Event Horizon Telescope
(Credit: EHT Collaboration)

Event Horizon Telescope Captures Rare Glimpse of a Cosmic ‘Monster’ in the Heart of the Milky Way

New imagery obtained by the Event Horizon Telescope (EHT) collaboration is offering an unprecedented look at the dynamics of the supermassive black hole Sagittarius A*, revealing its strong and organized magnetic fields.

The image is the first to reveal the black hole in polarized light, which shows Sagittarius A* to be remarkably similar to another black hole located at the heart of the M87* galaxy.

The new findings suggest that these strong magnetic fields may be a regular feature of black holes and could potentially point to the existence of a hidden feature within Sagittarius A*.

The first image of Sagittarius A* obtained in 2022 revealed to scientists how much smaller the Milky Way’s black hole is than the one in the center of M87*, despite similarities in their appearance. Based on this, researchers were curious about what other commonalities the two black holes might share.

Event Horizon Telescope
Side-by-side image of the supermassive black holes M87* and Sagittarius A* seen in polarized light, which showcases the similarities between them (Credit: Event Horizon Telescope Collaboration).

By studying Sagittarius A* in polarized light, the black hole was revealed to have magnetic fields surrounding it, much like the one in M87*, which produces powerful jets of material into the space surrounding it. Now, researchers believe Sagittarius A* might possess a hidden jet as well.

Project co-lead Sara Issaoun said that the new image reveals very strong and organized magnetic fields near the Sagittarius A*, although they also have a twisted appearance.

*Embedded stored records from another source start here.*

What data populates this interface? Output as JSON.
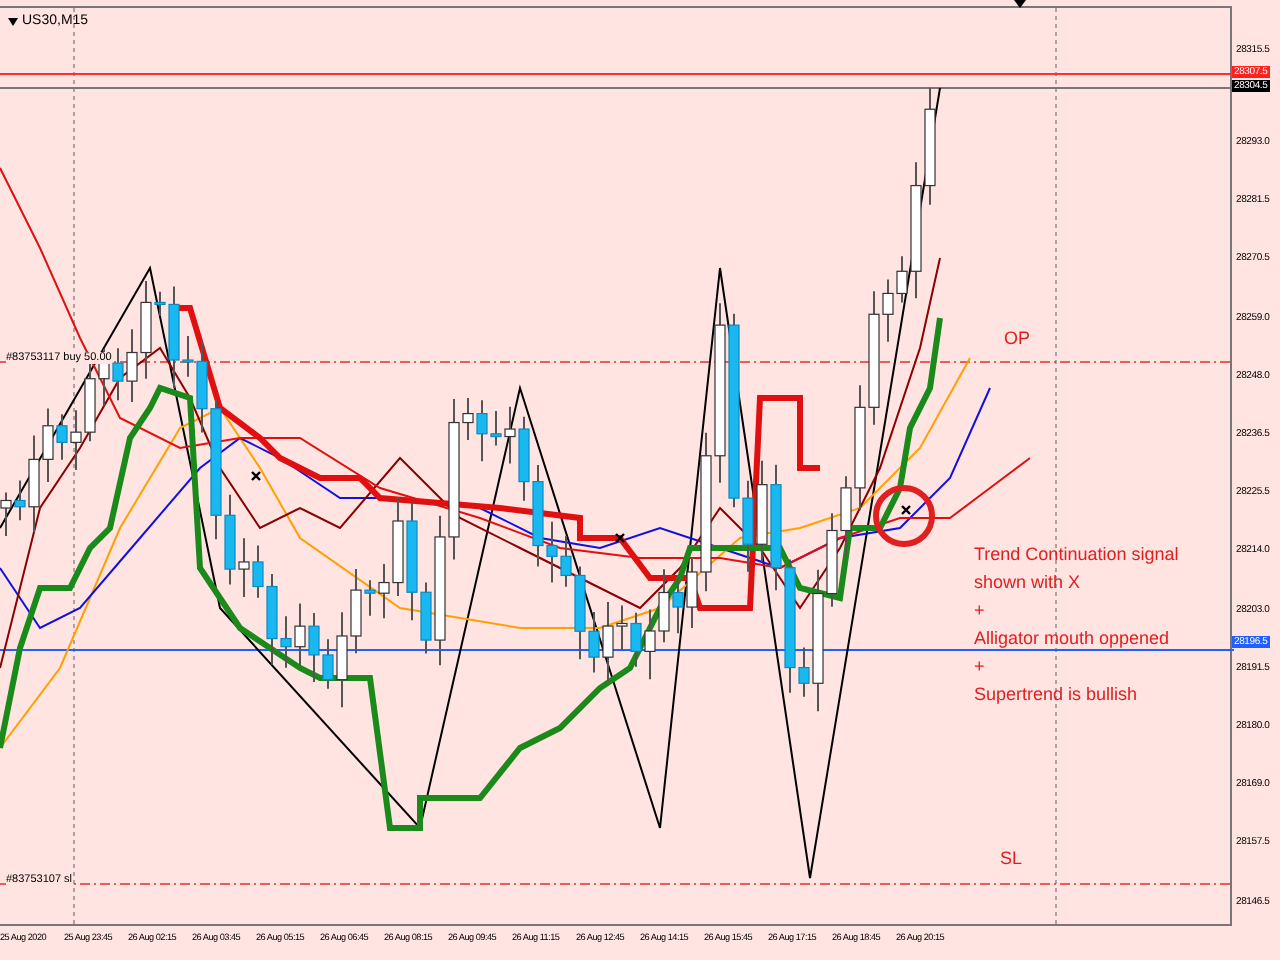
{
  "chart": {
    "symbol": "US30,M15",
    "order_labels": [
      {
        "text": "#83753117 buy 50.00",
        "kind": "entry"
      },
      {
        "text": "#83753107 sl",
        "kind": "stop"
      }
    ],
    "annotations": [
      {
        "text": "OP",
        "kind": "label"
      },
      {
        "kind": "note",
        "lines": [
          "Trend Continuation signal",
          "shown with X",
          "+",
          "Alligator mouth oppened",
          "+",
          "Supertrend is bullish"
        ]
      },
      {
        "text": "SL",
        "kind": "label"
      }
    ]
  },
  "price_axis": {
    "ticks": [
      "28315.5",
      "28293.0",
      "28281.5",
      "28270.5",
      "28259.0",
      "28248.0",
      "28236.5",
      "28225.5",
      "28214.0",
      "28203.0",
      "28191.5",
      "28180.0",
      "28169.0",
      "28157.5",
      "28146.5"
    ],
    "markers": [
      {
        "text": "28307.5",
        "kind": "bid"
      },
      {
        "text": "28304.5",
        "kind": "ask"
      },
      {
        "text": "28196.5",
        "kind": "line"
      }
    ]
  },
  "time_axis": {
    "labels": [
      "25 Aug 2020",
      "25 Aug 23:45",
      "26 Aug 02:15",
      "26 Aug 03:45",
      "26 Aug 05:15",
      "26 Aug 06:45",
      "26 Aug 08:15",
      "26 Aug 09:45",
      "26 Aug 11:15",
      "26 Aug 12:45",
      "26 Aug 14:15",
      "26 Aug 15:45",
      "26 Aug 17:15",
      "26 Aug 18:45",
      "26 Aug 20:15"
    ]
  }
}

“Along with Sgr A* having a strikingly similar polarization structure to that seen in the much larger and more powerful M87* black hole, we’ve learned that strong and ordered magnetic fields are critical to how black holes interact with the gas and matter around them,” Issaoun said.

To our eyes, polarized light, which oscillates in a preferred orientation, cannot be distinguished from normal light. Plasmas surrounding black holes produce a polarization pattern due to the movement of particles along magnetic field lines, which now are helping astronomers to visualize what occurs within these extremely dense regions of space, as well as map the magnetic fields black holes produce.

Event Horizon Telescope
Sagittarius A* seen in polarized light (left), alongside the polarized emission from the center of the Milky Way as captured by SOFIA (center). Behind them, polarized emission from dust across the Milky Way as seen in mapping by the Planck Collaboration (Credit: S. Issaoun, Event Horizon Telescope Collaboration

Project co-lead Angelo Ricarte, a Fellow with the Harvard Black Hole Initiative, says imaging polarized light from the luminous gases surrounding black holes allowed the team to determine the structure and strength of the magnetic fields surrounding Sagittarius A*.

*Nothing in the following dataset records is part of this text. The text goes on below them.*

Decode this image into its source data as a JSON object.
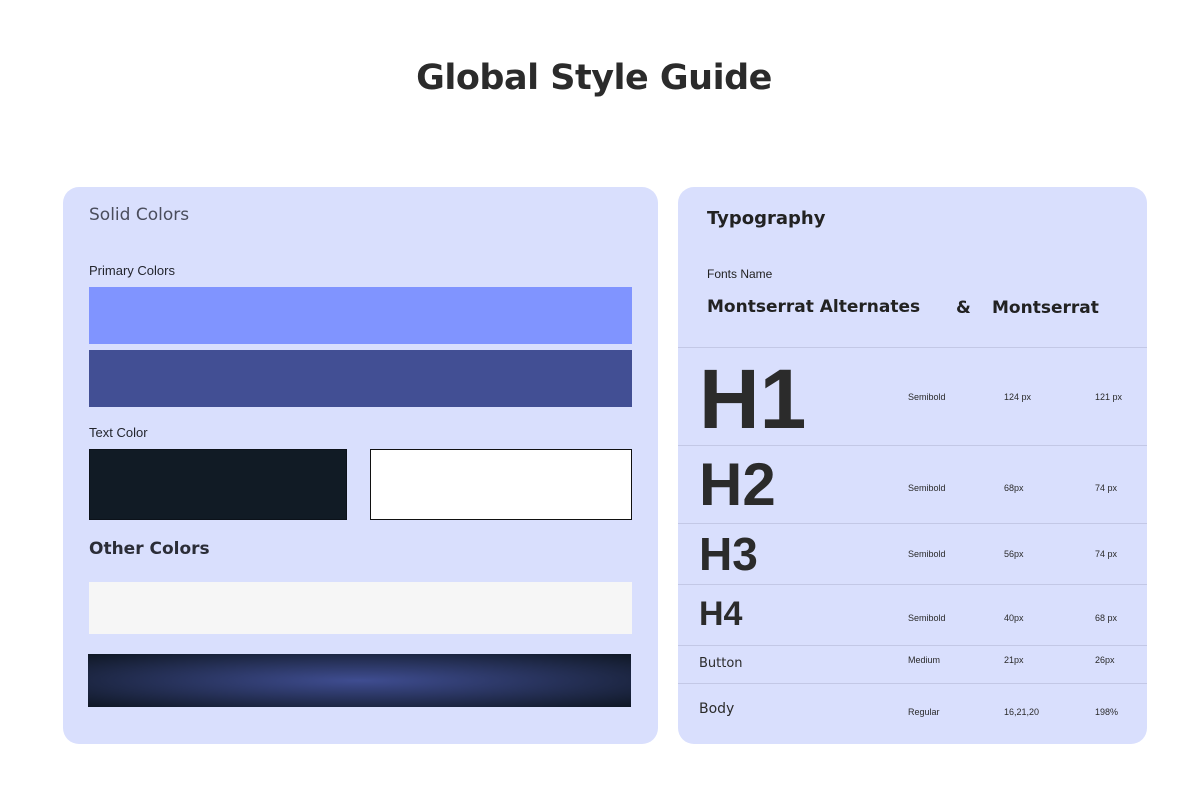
{
  "page": {
    "title": "Global Style Guide"
  },
  "colors_card": {
    "title": "Solid Colors",
    "primary_label": "Primary Colors",
    "primary_swatches": [
      "#8094ff",
      "#424f94"
    ],
    "text_label": "Text Color",
    "text_swatches": [
      "#111b25",
      "#ffffff"
    ],
    "other_title": "Other Colors",
    "other_swatches": {
      "light": "#f6f6f6",
      "gradient_center": "#3f4d91",
      "gradient_edge": "#0f1724"
    }
  },
  "typography_card": {
    "title": "Typography",
    "fonts_label": "Fonts Name",
    "font_primary": "Montserrat Alternates",
    "ampersand": "&",
    "font_secondary": "Montserrat",
    "rows": [
      {
        "sample": "H1",
        "weight": "Semibold",
        "size": "124 px",
        "line_height": "121 px"
      },
      {
        "sample": "H2",
        "weight": "Semibold",
        "size": "68px",
        "line_height": "74 px"
      },
      {
        "sample": "H3",
        "weight": "Semibold",
        "size": "56px",
        "line_height": "74 px"
      },
      {
        "sample": "H4",
        "weight": "Semibold",
        "size": "40px",
        "line_height": "68 px"
      },
      {
        "sample": "Button",
        "weight": "Medium",
        "size": "21px",
        "line_height": "26px"
      },
      {
        "sample": "Body",
        "weight": "Regular",
        "size": "16,21,20",
        "line_height": "198%"
      }
    ]
  }
}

“Polarized light teaches us a lot more about the astrophysics, the properties of the gas, and mechanisms that take place as a black hole feeds,” Ricarte said.

Capturing imagery of a black hole like Sagittarius A* is no simple feat since the rate at which it moves makes the process very difficult. It required even more advanced equipment than past efforts that successfully captured M87*.

“It is exciting that we were able to make a polarized image of Sgr A* at all,” said astrophysicist Paul Tiede with the Center for Astrophysics, Harvard & Smithsonian (CfA).

“The first image took months of extensive analysis to understand its dynamical nature and unveil its average structure,” Tiede said. “Making a polarized image adds on the challenge of the dynamics of the magnetic fields around the black hole.

“Our models often predicted highly turbulent magnetic fields, making it extremely difficult to construct a polarized image,” Tiede added. “Fortunately, our black hole is much calmer, making the first image possible.”

The team says having images of both Sagittarius A* and M87* allows astronomers an unprecedented opportunity to make comparisons between black holes of different sizes, and over time, additional imagery will reveal more secrets about the behavior of their magnetic fields in relation to their size, as well as how jets are formed by these dense regions in our universe.

“A better understanding of the magnetic fields near black holes helps us answer several open questions—from how jets are formed and launched to what powers the bright flares we see in infrared and X-ray light,” said Michi Bauböck, a postdoctoral researcher at the University of Illinois Urbana-Champaign, in a statement.

The new findings were recently published in The Astrophysical Journal Letters.